Going by the method in which vanilla extract is produced, most of the extracts available in the market are free of any artificial product. It also gives the pure taste of vanilla. This comes at a price though; vanilla extracts are more expensive than vanilla essence.
Vanilla extract is a high-quality ingredient that can be used in a variety of recipes, and most chefs swear by it. It can be used in cakes, cookies, or pastry, and any recipe where the flavor of vanilla has to be highlighted.
How is vanilla essence made?
Vanilla essence, owing to being cost-effective, is used by large-scale businesses and many baking units in the bulk production of cakes and other desserts. This is not the same as natural vanilla extract and is a synthetic product. There is no vanilla bean used in making vanilla essence. Other products are combined to bring out a flavor that has a resemblance to the taste of real vanilla.
Towards the end of the 19th century, scientists figured out how to derive vanillin - the dominant compound which gives vanilla its distinct aroma - from less expensive sources.
Some of these sources are clove oil, which gives a chemical known as eugenol, lignin from particular plants, wood pulp, and even cow dung. At present, we get about 85 percent of vanillin from guaiacol, which is synthesized from petrochemicals. This isn’t something many of us realize, because labeling can be confusing.
However, vanilla essence is not obtained only from petrochemicals. We can also use using coal, certain tree bark, and yeast. Vanilla essence uses this artificial vanillin with flavorings and colorants to imitate the flavor of vanilla and it is called imitation vanilla. By virtue of this production process, vanilla essence is a completely artificial product and does not have either the nutritional value or the pure taste of natural vanilla.
Vanilla essence is comparatively cheaper than vanilla extract, and hence makes it an affordable and viable option to those baking in larger quantities. Since it has a less natural flavor, it is advisable to not use vanilla essence in a recipe that has vanilla as one of the key ingredients. If used in a large cake or a big batch of cookies that the recipe mentions a dash of vanilla, the inferior flavor of vanilla essence may not be noticed.
The key difference between vanilla extract and vanilla essence
Although terminology for either may depend from country to country, most manufacturers label them as extract and essence and recipes will also mention if either has to be used.
As discussed in the section about the ways in which vanilla extract and vanilla essence are produced, it is relatively simple to figure out that the key difference between the two is that vanilla extract is natural while vanilla essence is artificial.
Can I use extract instead of the essence?
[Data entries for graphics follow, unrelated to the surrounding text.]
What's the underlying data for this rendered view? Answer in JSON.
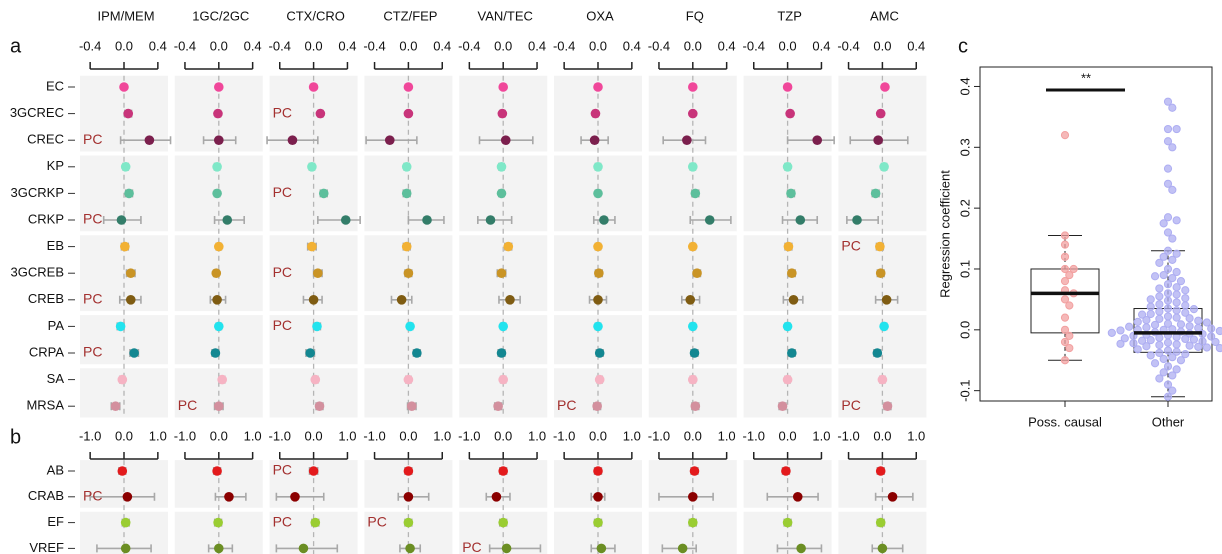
{
  "chart_data": [
    {
      "type": "forest",
      "panel": "a",
      "rows": [
        "EC",
        "3GCREC",
        "CREC",
        "KP",
        "3GCRKP",
        "CRKP",
        "EB",
        "3GCREB",
        "CREB",
        "PA",
        "CRPA",
        "SA",
        "MRSA"
      ],
      "colors": [
        "#f0479a",
        "#c8347a",
        "#7b1f4d",
        "#7fe8c8",
        "#5dbf9c",
        "#337d69",
        "#f2b134",
        "#c99425",
        "#7f5c12",
        "#22e3ee",
        "#138791",
        "#f6b3c3",
        "#d3909e"
      ],
      "xlim": [
        -0.52,
        0.52
      ],
      "xticks": [
        -0.4,
        {
          "value": 0,
          "label": "0.0"
        },
        0.4
      ],
      "columns": [
        {
          "name": "IPM/MEM",
          "values": [
            0,
            0.05,
            0.3,
            0.02,
            0.06,
            -0.03,
            0.01,
            0.08,
            0.08,
            -0.04,
            0.12,
            -0.02,
            -0.1
          ],
          "lo": [
            -0.02,
            0.01,
            -0.04,
            -0.01,
            0.02,
            -0.24,
            -0.03,
            0.03,
            -0.05,
            -0.08,
            0.07,
            -0.05,
            -0.15
          ],
          "hi": [
            0.02,
            0.09,
            0.55,
            0.05,
            0.1,
            0.2,
            0.05,
            0.13,
            0.2,
            0,
            0.17,
            0.01,
            -0.05
          ],
          "labels": [
            null,
            null,
            "PC",
            null,
            null,
            "PC",
            null,
            null,
            "PC",
            null,
            "PC",
            null,
            null
          ]
        },
        {
          "name": "1GC/2GC",
          "values": [
            0,
            -0.01,
            0,
            -0.02,
            -0.02,
            0.1,
            0,
            -0.03,
            -0.02,
            0,
            -0.04,
            0.04,
            0
          ],
          "lo": [
            -0.02,
            -0.04,
            -0.18,
            -0.05,
            -0.05,
            -0.05,
            -0.03,
            -0.06,
            -0.1,
            -0.03,
            -0.08,
            0.01,
            -0.05
          ],
          "hi": [
            0.02,
            0.02,
            0.2,
            0.01,
            0.01,
            0.3,
            0.03,
            0,
            0.08,
            0.03,
            0,
            0.07,
            0.05
          ],
          "labels": [
            null,
            null,
            null,
            null,
            null,
            null,
            null,
            null,
            null,
            null,
            null,
            null,
            "PC"
          ]
        },
        {
          "name": "CTX/CRO",
          "values": [
            0,
            0.08,
            -0.25,
            -0.02,
            0.12,
            0.38,
            -0.02,
            0.05,
            0,
            0.04,
            -0.04,
            0.02,
            0.07
          ],
          "lo": [
            -0.02,
            0.05,
            -0.55,
            -0.05,
            0.08,
            0.05,
            -0.07,
            0,
            -0.12,
            0,
            -0.09,
            -0.01,
            0.03
          ],
          "hi": [
            0.02,
            0.11,
            0.05,
            0.01,
            0.16,
            0.55,
            0.03,
            0.1,
            0.1,
            0.08,
            0.01,
            0.05,
            0.11
          ],
          "labels": [
            null,
            "PC",
            null,
            null,
            "PC",
            null,
            null,
            "PC",
            null,
            "PC",
            null,
            null,
            null
          ]
        },
        {
          "name": "CTZ/FEP",
          "values": [
            0,
            0,
            -0.22,
            -0.02,
            -0.02,
            0.22,
            -0.02,
            0,
            -0.08,
            0.02,
            0.1,
            0,
            0.04
          ],
          "lo": [
            -0.02,
            -0.02,
            -0.5,
            -0.05,
            -0.06,
            0,
            -0.06,
            -0.04,
            -0.2,
            -0.01,
            0.06,
            -0.03,
            -0.01
          ],
          "hi": [
            0.02,
            0.02,
            0.1,
            0.01,
            0.02,
            0.42,
            0.02,
            0.04,
            0.04,
            0.05,
            0.14,
            0.03,
            0.09
          ],
          "labels": [
            null,
            null,
            null,
            null,
            null,
            null,
            null,
            null,
            null,
            null,
            null,
            null,
            null
          ]
        },
        {
          "name": "VAN/TEC",
          "values": [
            0,
            -0.01,
            0.03,
            -0.02,
            -0.02,
            -0.15,
            0.06,
            -0.02,
            0.08,
            0,
            -0.02,
            0,
            -0.06
          ],
          "lo": [
            -0.02,
            -0.04,
            -0.28,
            -0.05,
            -0.05,
            -0.3,
            0.02,
            -0.07,
            -0.05,
            -0.03,
            -0.06,
            -0.03,
            -0.1
          ],
          "hi": [
            0.02,
            0.02,
            0.35,
            0.01,
            0.01,
            0.1,
            0.1,
            0.03,
            0.2,
            0.03,
            0.02,
            0.03,
            -0.02
          ],
          "labels": [
            null,
            null,
            null,
            null,
            null,
            null,
            null,
            null,
            null,
            null,
            null,
            null,
            null
          ]
        },
        {
          "name": "OXA",
          "values": [
            0,
            -0.03,
            -0.04,
            0,
            0,
            0.07,
            0,
            0.01,
            0,
            0,
            0.02,
            0.02,
            -0.01
          ],
          "lo": [
            -0.02,
            -0.06,
            -0.2,
            -0.03,
            -0.03,
            -0.05,
            -0.03,
            -0.03,
            -0.1,
            -0.03,
            -0.02,
            -0.01,
            -0.05
          ],
          "hi": [
            0.02,
            0,
            0.12,
            0.03,
            0.03,
            0.2,
            0.03,
            0.05,
            0.1,
            0.03,
            0.06,
            0.05,
            0.03
          ],
          "labels": [
            null,
            null,
            null,
            null,
            null,
            null,
            null,
            null,
            null,
            null,
            null,
            null,
            "PC"
          ]
        },
        {
          "name": "FQ",
          "values": [
            0,
            0,
            -0.07,
            0,
            0.03,
            0.2,
            0,
            0.05,
            -0.03,
            0,
            0.02,
            0,
            0.03
          ],
          "lo": [
            -0.02,
            -0.02,
            -0.35,
            -0.03,
            -0.01,
            -0.03,
            -0.03,
            0.01,
            -0.13,
            -0.03,
            -0.02,
            -0.03,
            -0.01
          ],
          "hi": [
            0.02,
            0.02,
            0.15,
            0.03,
            0.07,
            0.45,
            0.03,
            0.09,
            0.08,
            0.03,
            0.06,
            0.03,
            0.07
          ],
          "labels": [
            null,
            null,
            null,
            null,
            null,
            null,
            null,
            null,
            null,
            null,
            null,
            null,
            null
          ]
        },
        {
          "name": "TZP",
          "values": [
            0,
            0.03,
            0.35,
            0,
            0.04,
            0.15,
            0.01,
            0.05,
            0.07,
            0,
            0.05,
            0,
            -0.06
          ],
          "lo": [
            -0.02,
            0,
            0,
            -0.03,
            0,
            -0.06,
            -0.03,
            0.01,
            -0.05,
            -0.03,
            0.01,
            -0.03,
            -0.1
          ],
          "hi": [
            0.02,
            0.06,
            0.55,
            0.03,
            0.08,
            0.35,
            0.05,
            0.09,
            0.18,
            0.03,
            0.09,
            0.03,
            -0.02
          ],
          "labels": [
            null,
            null,
            null,
            null,
            null,
            null,
            null,
            null,
            null,
            null,
            null,
            null,
            null
          ]
        },
        {
          "name": "AMC",
          "values": [
            0.03,
            -0.02,
            -0.05,
            0.02,
            -0.08,
            -0.3,
            -0.03,
            -0.02,
            0.05,
            0.02,
            -0.06,
            0,
            0.06
          ],
          "lo": [
            0.01,
            -0.05,
            -0.38,
            -0.01,
            -0.12,
            -0.42,
            -0.07,
            -0.06,
            -0.08,
            -0.01,
            -0.1,
            -0.03,
            0.02
          ],
          "hi": [
            0.05,
            0.01,
            0.3,
            0.05,
            -0.04,
            -0.05,
            0.01,
            0.02,
            0.18,
            0.05,
            -0.02,
            0.03,
            0.1
          ],
          "labels": [
            null,
            null,
            null,
            null,
            null,
            null,
            "PC",
            null,
            null,
            null,
            null,
            null,
            "PC"
          ]
        }
      ]
    },
    {
      "type": "forest",
      "panel": "b",
      "rows": [
        "AB",
        "CRAB",
        "EF",
        "VREF"
      ],
      "colors": [
        "#e31a1c",
        "#8b0000",
        "#9acd32",
        "#6b8e23"
      ],
      "xlim": [
        -1.3,
        1.3
      ],
      "xticks": [
        {
          "value": -1,
          "label": "-1.0"
        },
        {
          "value": 0,
          "label": "0.0"
        },
        {
          "value": 1,
          "label": "1.0"
        }
      ],
      "columns": [
        {
          "values": [
            -0.05,
            0.1,
            0.05,
            0.05
          ],
          "lo": [
            -0.15,
            -1.0,
            -0.05,
            -0.8
          ],
          "hi": [
            0.05,
            0.9,
            0.15,
            0.8
          ],
          "labels": [
            null,
            "PC",
            null,
            null
          ]
        },
        {
          "values": [
            -0.05,
            0.3,
            -0.02,
            0
          ],
          "lo": [
            -0.15,
            -0.1,
            -0.12,
            -0.3
          ],
          "hi": [
            0.05,
            0.8,
            0.08,
            0.4
          ],
          "labels": [
            null,
            null,
            null,
            null
          ]
        },
        {
          "values": [
            0,
            -0.55,
            0.05,
            -0.3
          ],
          "lo": [
            -0.12,
            -1.1,
            -0.05,
            -1.1
          ],
          "hi": [
            0.12,
            0.3,
            0.15,
            0.7
          ],
          "labels": [
            "PC",
            null,
            "PC",
            null
          ]
        },
        {
          "values": [
            0,
            0,
            0,
            0.05
          ],
          "lo": [
            -0.1,
            -0.3,
            -0.1,
            -0.25
          ],
          "hi": [
            0.1,
            0.6,
            0.1,
            0.35
          ],
          "labels": [
            null,
            null,
            "PC",
            null
          ]
        },
        {
          "values": [
            0,
            -0.2,
            0,
            0.1
          ],
          "lo": [
            -0.1,
            -0.5,
            -0.1,
            -0.4
          ],
          "hi": [
            0.1,
            0.2,
            0.1,
            1.1
          ],
          "labels": [
            null,
            null,
            null,
            "PC"
          ]
        },
        {
          "values": [
            0,
            0,
            0,
            0.1
          ],
          "lo": [
            -0.1,
            -0.2,
            -0.1,
            -0.2
          ],
          "hi": [
            0.1,
            0.2,
            0.1,
            0.5
          ],
          "labels": [
            null,
            null,
            null,
            null
          ]
        },
        {
          "values": [
            0.05,
            0,
            0,
            -0.3
          ],
          "lo": [
            -0.05,
            -1.0,
            -0.1,
            -0.9
          ],
          "hi": [
            0.15,
            0.6,
            0.1,
            0.1
          ],
          "labels": [
            null,
            null,
            null,
            null
          ]
        },
        {
          "values": [
            -0.05,
            0.3,
            0,
            0.4
          ],
          "lo": [
            -0.15,
            -0.6,
            -0.1,
            -0.3
          ],
          "hi": [
            0.05,
            0.9,
            0.1,
            1.0
          ],
          "labels": [
            null,
            null,
            null,
            null
          ]
        },
        {
          "values": [
            -0.05,
            0.3,
            -0.05,
            0
          ],
          "lo": [
            -0.15,
            -0.2,
            -0.15,
            -0.3
          ],
          "hi": [
            0.05,
            0.9,
            0.05,
            0.6
          ],
          "labels": [
            null,
            null,
            null,
            null
          ]
        }
      ]
    },
    {
      "type": "box",
      "panel": "c",
      "ylabel": "Regression coefficient",
      "annotation": "**",
      "ylim": [
        -0.117,
        0.432
      ],
      "yticks": [
        -0.1,
        {
          "value": 0,
          "label": "0.0"
        },
        0.1,
        0.2,
        0.3,
        0.4
      ],
      "series": [
        {
          "name": "Poss. causal",
          "color": "#f2a0a0",
          "box": {
            "whislo": -0.05,
            "q1": -0.005,
            "med": 0.06,
            "q3": 0.1,
            "whishi": 0.155
          },
          "points": [
            0.32,
            0.155,
            0.14,
            0.12,
            0.1,
            0.1,
            0.09,
            0.08,
            0.065,
            0.06,
            0.05,
            0.04,
            0.02,
            0,
            -0.01,
            -0.02,
            -0.03,
            -0.05
          ]
        },
        {
          "name": "Other",
          "color": "#aeaef2",
          "box": {
            "whislo": -0.11,
            "q1": -0.037,
            "med": -0.005,
            "q3": 0.035,
            "whishi": 0.13
          },
          "points": [
            0.375,
            0.365,
            0.33,
            0.33,
            0.31,
            0.3,
            0.265,
            0.24,
            0.23,
            0.185,
            0.18,
            0.175,
            0.16,
            0.15,
            0.13,
            0.125,
            0.12,
            0.115,
            0.11,
            0.1,
            0.095,
            0.09,
            0.088,
            0.085,
            0.08,
            0.075,
            0.07,
            0.068,
            0.065,
            0.06,
            0.058,
            0.055,
            0.052,
            0.05,
            0.048,
            0.045,
            0.042,
            0.04,
            0.038,
            0.035,
            0.034,
            0.032,
            0.03,
            0.028,
            0.026,
            0.025,
            0.022,
            0.02,
            0.019,
            0.018,
            0.016,
            0.015,
            0.013,
            0.012,
            0.01,
            0.009,
            0.008,
            0.006,
            0.005,
            0.004,
            0.003,
            0.002,
            0.001,
            0,
            0,
            -0.001,
            -0.002,
            -0.003,
            -0.004,
            -0.005,
            -0.006,
            -0.007,
            -0.008,
            -0.009,
            -0.01,
            -0.011,
            -0.012,
            -0.013,
            -0.014,
            -0.015,
            -0.016,
            -0.017,
            -0.018,
            -0.019,
            -0.02,
            -0.021,
            -0.022,
            -0.023,
            -0.024,
            -0.025,
            -0.026,
            -0.027,
            -0.028,
            -0.029,
            -0.03,
            -0.032,
            -0.034,
            -0.036,
            -0.038,
            -0.04,
            -0.042,
            -0.045,
            -0.048,
            -0.05,
            -0.055,
            -0.06,
            -0.065,
            -0.07,
            -0.075,
            -0.08,
            -0.09,
            -0.1,
            -0.11
          ]
        }
      ]
    }
  ]
}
Though vanilla extract and vanilla essence may be similar in taste, there are some points to be considered when substituting one for the other.
Vanilla extract, by virtue of it being the more natural of the two, has a significantly stronger flavor as compared to essence. If a recipe calls for essence and only vanilla extract is available, only a lesser amount of extract than the one specified in the recipe may be used. This is to make sure that the vanilla flavor does not overpower the taste of the other ingredients.
On the other hand, if a recipe calls for vanilla extract and if it is to be substituted with essence, more vanilla essence than the amount specified in the recipe has to be used to achieve the same flavor.
Remember that vanilla essence and extract cannot be used interchangeably, and you can check online for an exact measure of how much extract to substitute in the place of essence or vice versa.
Generally, a teaspoon of extract equals about a teaspoon and half or two teaspoons of the essence, depending on the brand. However, it goes without saying that the most fool-proof method to get your recipe right is to use the appropriate ingredient.